Anyway. There is one complaint I do have regarding sweet treats. Particularly, boxes of chocolates.
Today at work my girl Dolores brought in the BIGGEST box of chocolate I have ever seen, like not exaggerating this thing is about 3 feet long and must weigh at least 20 pounds. Like what a #BLESSED day for the sixth floor of the EPA! I went into her office to get a piece and the good people of Whitman’s chocolates were kind enough to include a diagram of which type of chocolate is in each slot. Ya know, instead of biting into one thinking it’s cherry cordial when really it’s coconut and then vomiting on the floor of Dolores’s office.
So after much deliberation, I settled for a lovely plain chocolate truffle. So simple. I bit into half of it realizing the shit inside was A LIGHT BROWN not the correct color of a chocolate truffle. After several seconds of chewing I realized that this in fact was some sort of maple shit. I have never felt so cheated or offended in my LIFE. I threw the rest of it in the trash. THEN for some reason I decided to go back for more ? The diagram suggested that the circle-y looking one would be a cherry cordial, mmmmm. I bit into it only to discover COCONUT. GROSS.
FOOL ME ONCE, BOX OF CHOCOLATES, SHAME ON YOU. BUT FOOL ME TWICE I BURN WHITMAN’S TO THE GROUND.
I felt bad for already throwing one chocolate away right in front of Dolores so I choked down the rest of the coconut while stifling gags.
I just don’t understand boxes of chocolates. You know what normal people like inside their chocolates??? CARAMEL. PEANUT BUTTER. MORE CHOCOLATE.

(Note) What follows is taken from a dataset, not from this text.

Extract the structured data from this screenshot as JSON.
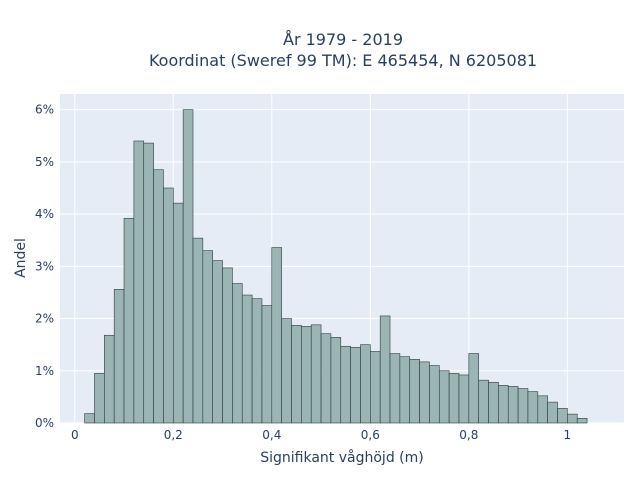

Some person must have once thought “Hmmm you know what would make this perfectly good chocolate even better?? Let’s add some weird thick, pink, strawberry flavored shit into the middle of it! And some opera cream (LIKE FOR REAL WHAT THE HELL IS THAT) to the rest of them! THEN we will only put 2 caramel-filled ones into this WHOLE 3-foot-long box of chocolate. THENNNNNNNNNNNNN WE ARE NOT GOING TO TELL THEM WHICH ONE IS WHAT!!”
“Life is like a box of chocolates, you never know what you’re going to get!” Oh okay so you’re telling me life is a horrible surprise?
Whoever invented boxes of chocolates is a sick bastard.